With all that's going on with the peace plan's rollout, let's pause for a moment and evaluate the legitimacy of what is unfolding in Washington and Jerusalem.
There is the argument that the processes undertaken by Prime Minister Benjamin Netanyahu and US President Donald Trump lack any legitimacy because they are being carried out in the midst of an election campaign and with Netanyahu awaiting his corruption trial.
Follow Israel Hayom on Facebook and Twitter
This is the claim made by the Netanyahu's chorus of detractors. It is practically the only thing they have left in their arsenal as they try to derail the application of Israeli law in the Jordan Valley under the emerging plan.
But the main problem in their argument is that left-leaning Israeli governments have carried out consequential moves over the past several decades under conspicuously similar circumstances. Where was "Legitimacy Police" back then to cry foul?
When Ehud Olmert was prime minister he held peace talks over a permanent peace deal with Palestinian Authority President Mahmoud Abbas even after law enforcement began investigating him for corruption and despite announcing that he would step down.
On September 17, 2008, only five days after he submitted his resignation to the president, Olmert met Abbas and agreed to the division of Jerusalem and to the establishment of a Palestinian state.
He also agreed to relinquish Israeli sovereignty on the Temple Mount, to give up Israeli presence in the Jordan Valley, give the Palestinians land in northern Israel in exchange for settlement blocs. Moreover, as the head of a caretaker government, Olmert led a 22-day military campaign in Gaza in 2008-2009.
When Ehud Barak announced his resignation in 2001, this triggered a snap head-to-head election against the Likud's Ariel Sharon. It also meant that Barak became the head of a caretaker government until a new government could be formed, and hence had limited powers. But that didn't stop him from holding intensive and potentially fateful talks with the Palestinian Authority. Only a handful of people on the Left demurred about his lack of legitimacy.
So long as it was a left-wing prime minister who pulled a fast one, no one really cared about legitimacy.
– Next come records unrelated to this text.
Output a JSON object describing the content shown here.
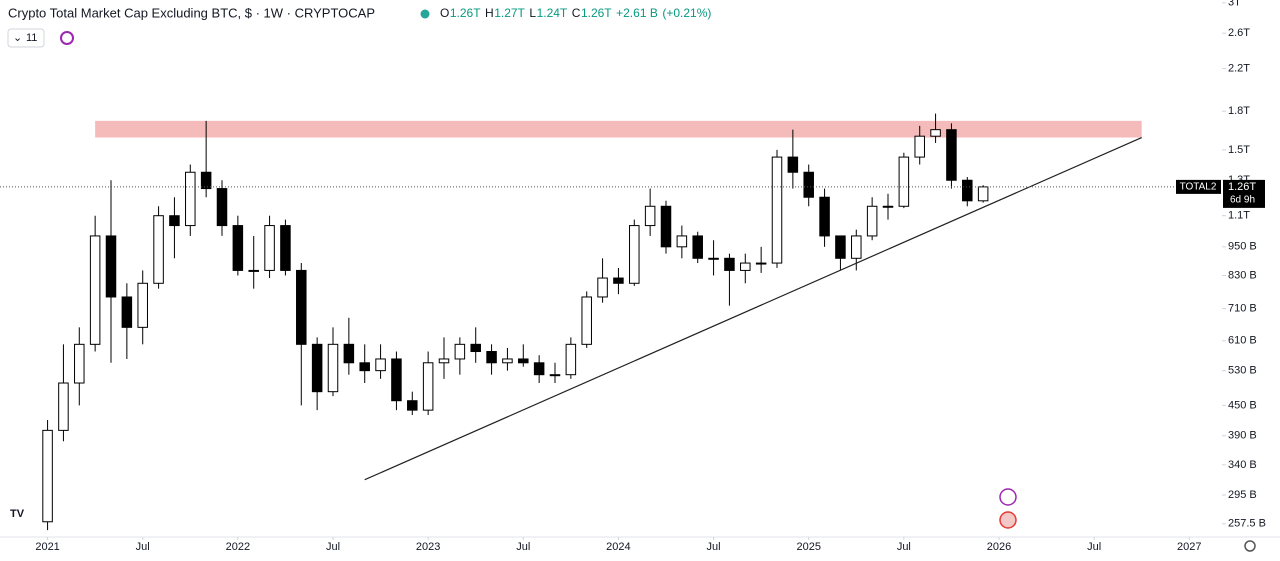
{
  "chart_data": {
    "type": "candlestick",
    "title": "Crypto Total Market Cap Excluding BTC, $ · 1W · CRYPTOCAP",
    "interval_badge": "11",
    "readout": [
      {
        "prefix": "O",
        "value": 1260000000000.0,
        "label": "1.26T"
      },
      {
        "prefix": "H",
        "value": 1270000000000.0,
        "label": "1.27T"
      },
      {
        "prefix": "L",
        "value": 1240000000000.0,
        "label": "1.24T"
      },
      {
        "prefix": "C",
        "value": 1260000000000.0,
        "label": "1.26T"
      }
    ],
    "change": {
      "value": 2610000000.0,
      "label": "+2.61 B"
    },
    "change_pct": {
      "value": 0.21,
      "label": "(+0.21%)"
    },
    "last_price": {
      "name": "TOTAL2",
      "value": 1260000000000.0,
      "label": "1.26T",
      "countdown": "6d 9h"
    },
    "log_scale": true,
    "up_color": "#ffffff",
    "down_color": "#000000",
    "outline_color": "#000000",
    "x": [
      "2021-01",
      "2021-02",
      "2021-03",
      "2021-04",
      "2021-05",
      "2021-06",
      "2021-07",
      "2021-08",
      "2021-09",
      "2021-10",
      "2021-11",
      "2021-12",
      "2022-01",
      "2022-02",
      "2022-03",
      "2022-04",
      "2022-05",
      "2022-06",
      "2022-07",
      "2022-08",
      "2022-09",
      "2022-10",
      "2022-11",
      "2022-12",
      "2023-01",
      "2023-02",
      "2023-03",
      "2023-04",
      "2023-05",
      "2023-06",
      "2023-07",
      "2023-08",
      "2023-09",
      "2023-10",
      "2023-11",
      "2023-12",
      "2024-01",
      "2024-02",
      "2024-03",
      "2024-04",
      "2024-05",
      "2024-06",
      "2024-07",
      "2024-08",
      "2024-09",
      "2024-10",
      "2024-11",
      "2024-12",
      "2025-01",
      "2025-02",
      "2025-03",
      "2025-04",
      "2025-05",
      "2025-06",
      "2025-07",
      "2025-08",
      "2025-09",
      "2025-10",
      "2025-11",
      "2025-12"
    ],
    "series": [
      {
        "name": "TOTAL2",
        "open": [
          260000000000.0,
          400000000000.0,
          500000000000.0,
          600000000000.0,
          1000000000000.0,
          750000000000.0,
          650000000000.0,
          800000000000.0,
          1100000000000.0,
          1050000000000.0,
          1350000000000.0,
          1250000000000.0,
          1050000000000.0,
          850000000000.0,
          850000000000.0,
          1050000000000.0,
          850000000000.0,
          600000000000.0,
          480000000000.0,
          600000000000.0,
          550000000000.0,
          530000000000.0,
          560000000000.0,
          460000000000.0,
          440000000000.0,
          550000000000.0,
          560000000000.0,
          600000000000.0,
          580000000000.0,
          550000000000.0,
          560000000000.0,
          550000000000.0,
          520000000000.0,
          520000000000.0,
          600000000000.0,
          750000000000.0,
          820000000000.0,
          800000000000.0,
          1050000000000.0,
          1150000000000.0,
          950000000000.0,
          1000000000000.0,
          900000000000.0,
          900000000000.0,
          850000000000.0,
          880000000000.0,
          880000000000.0,
          1450000000000.0,
          1350000000000.0,
          1200000000000.0,
          1000000000000.0,
          900000000000.0,
          1000000000000.0,
          1150000000000.0,
          1150000000000.0,
          1450000000000.0,
          1600000000000.0,
          1650000000000.0,
          1300000000000.0,
          1180000000000.0
        ],
        "high": [
          420000000000.0,
          600000000000.0,
          650000000000.0,
          1100000000000.0,
          1300000000000.0,
          800000000000.0,
          850000000000.0,
          1150000000000.0,
          1200000000000.0,
          1400000000000.0,
          1720000000000.0,
          1300000000000.0,
          1100000000000.0,
          1000000000000.0,
          1100000000000.0,
          1080000000000.0,
          880000000000.0,
          620000000000.0,
          650000000000.0,
          680000000000.0,
          600000000000.0,
          600000000000.0,
          580000000000.0,
          480000000000.0,
          580000000000.0,
          620000000000.0,
          620000000000.0,
          650000000000.0,
          600000000000.0,
          590000000000.0,
          600000000000.0,
          570000000000.0,
          550000000000.0,
          620000000000.0,
          770000000000.0,
          900000000000.0,
          860000000000.0,
          1080000000000.0,
          1250000000000.0,
          1180000000000.0,
          1050000000000.0,
          1020000000000.0,
          980000000000.0,
          920000000000.0,
          920000000000.0,
          950000000000.0,
          1500000000000.0,
          1650000000000.0,
          1400000000000.0,
          1250000000000.0,
          1000000000000.0,
          1030000000000.0,
          1200000000000.0,
          1220000000000.0,
          1480000000000.0,
          1680000000000.0,
          1780000000000.0,
          1700000000000.0,
          1320000000000.0,
          1270000000000.0
        ],
        "low": [
          250000000000.0,
          380000000000.0,
          450000000000.0,
          580000000000.0,
          550000000000.0,
          560000000000.0,
          600000000000.0,
          780000000000.0,
          900000000000.0,
          1000000000000.0,
          1200000000000.0,
          1000000000000.0,
          830000000000.0,
          780000000000.0,
          820000000000.0,
          830000000000.0,
          450000000000.0,
          440000000000.0,
          470000000000.0,
          520000000000.0,
          500000000000.0,
          510000000000.0,
          440000000000.0,
          430000000000.0,
          430000000000.0,
          510000000000.0,
          520000000000.0,
          550000000000.0,
          520000000000.0,
          530000000000.0,
          540000000000.0,
          500000000000.0,
          500000000000.0,
          510000000000.0,
          590000000000.0,
          730000000000.0,
          760000000000.0,
          790000000000.0,
          1000000000000.0,
          920000000000.0,
          900000000000.0,
          880000000000.0,
          830000000000.0,
          720000000000.0,
          800000000000.0,
          840000000000.0,
          860000000000.0,
          1250000000000.0,
          1150000000000.0,
          950000000000.0,
          850000000000.0,
          850000000000.0,
          980000000000.0,
          1080000000000.0,
          1140000000000.0,
          1400000000000.0,
          1550000000000.0,
          1250000000000.0,
          1150000000000.0,
          1170000000000.0
        ],
        "close": [
          400000000000.0,
          500000000000.0,
          600000000000.0,
          1000000000000.0,
          750000000000.0,
          650000000000.0,
          800000000000.0,
          1100000000000.0,
          1050000000000.0,
          1350000000000.0,
          1250000000000.0,
          1050000000000.0,
          850000000000.0,
          850000000000.0,
          1050000000000.0,
          850000000000.0,
          600000000000.0,
          480000000000.0,
          600000000000.0,
          550000000000.0,
          530000000000.0,
          560000000000.0,
          460000000000.0,
          440000000000.0,
          550000000000.0,
          560000000000.0,
          600000000000.0,
          580000000000.0,
          550000000000.0,
          560000000000.0,
          550000000000.0,
          520000000000.0,
          520000000000.0,
          600000000000.0,
          750000000000.0,
          820000000000.0,
          800000000000.0,
          1050000000000.0,
          1150000000000.0,
          950000000000.0,
          1000000000000.0,
          900000000000.0,
          900000000000.0,
          850000000000.0,
          880000000000.0,
          880000000000.0,
          1450000000000.0,
          1350000000000.0,
          1200000000000.0,
          1000000000000.0,
          900000000000.0,
          1000000000000.0,
          1150000000000.0,
          1150000000000.0,
          1450000000000.0,
          1600000000000.0,
          1650000000000.0,
          1300000000000.0,
          1180000000000.0,
          1260000000000.0
        ]
      }
    ],
    "resistance_zone": {
      "x": [
        "2021-04",
        "2026-10"
      ],
      "y": [
        1590000000000.0,
        1720000000000.0
      ],
      "color": "#f4b4b4"
    },
    "trendline": {
      "x": [
        "2022-09",
        "2026-10"
      ],
      "y": [
        317000000000.0,
        1590000000000.0
      ],
      "color": "#222222"
    },
    "xlim": [
      "2020-10",
      "2027-03"
    ],
    "ylim": [
      242000000000.0,
      3040000000000.0
    ],
    "xticks": [
      {
        "value": "2021-01",
        "label": "2021"
      },
      {
        "value": "2021-07",
        "label": "Jul"
      },
      {
        "value": "2022-01",
        "label": "2022"
      },
      {
        "value": "2022-07",
        "label": "Jul"
      },
      {
        "value": "2023-01",
        "label": "2023"
      },
      {
        "value": "2023-07",
        "label": "Jul"
      },
      {
        "value": "2024-01",
        "label": "2024"
      },
      {
        "value": "2024-07",
        "label": "Jul"
      },
      {
        "value": "2025-01",
        "label": "2025"
      },
      {
        "value": "2025-07",
        "label": "Jul"
      },
      {
        "value": "2026-01",
        "label": "2026"
      },
      {
        "value": "2026-07",
        "label": "Jul"
      },
      {
        "value": "2027-01",
        "label": "2027"
      }
    ],
    "yticks": [
      {
        "value": 3000000000000.0,
        "label": "3T"
      },
      {
        "value": 2600000000000.0,
        "label": "2.6T"
      },
      {
        "value": 2200000000000.0,
        "label": "2.2T"
      },
      {
        "value": 1800000000000.0,
        "label": "1.8T"
      },
      {
        "value": 1500000000000.0,
        "label": "1.5T"
      },
      {
        "value": 1300000000000.0,
        "label": "1.3T"
      },
      {
        "value": 1100000000000.0,
        "label": "1.1T"
      },
      {
        "value": 950000000000.0,
        "label": "950 B"
      },
      {
        "value": 830000000000.0,
        "label": "830 B"
      },
      {
        "value": 710000000000.0,
        "label": "710 B"
      },
      {
        "value": 610000000000.0,
        "label": "610 B"
      },
      {
        "value": 530000000000.0,
        "label": "530 B"
      },
      {
        "value": 450000000000.0,
        "label": "450 B"
      },
      {
        "value": 390000000000.0,
        "label": "390 B"
      },
      {
        "value": 340000000000.0,
        "label": "340 B"
      },
      {
        "value": 295000000000.0,
        "label": "295 B"
      },
      {
        "value": 257500000000.0,
        "label": "257.5 B"
      }
    ]
  }
}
Even when US presidents Bill Clinton and Barack Obama interfered with Israeli election campaigns in order to hurt Netanyahu, this was welcomed by the Left.
Netanyahu has many strong suits and quite a few faults. But the Left should hold him to the same standards it has used to gauge the legitimacy of prime ministers at other times, including in other cases when the US was a key player in Israeli politics.
If MKs vote according to their conscience rather than according to their hatred of Netanyahu, a huge majority will be found in the Knesset for the annexation of the Jordan Valley, unlike the razor-thin majority used to approve the disastrous Oslo Accords.
The claim that Netanyahu lacks legitimacy doesn't carry water if it is used selectively. Now, this is Netanyahu's decision to make. Let's hope that he doesn't get cold feet, and rather than just annex the area near Jerusalem he also decides to apply Israeli sovereignty on the Jordan Valley and on all Jewish communities in Judea and Samaria.
He has made a pledge and now is the time to deliver on it.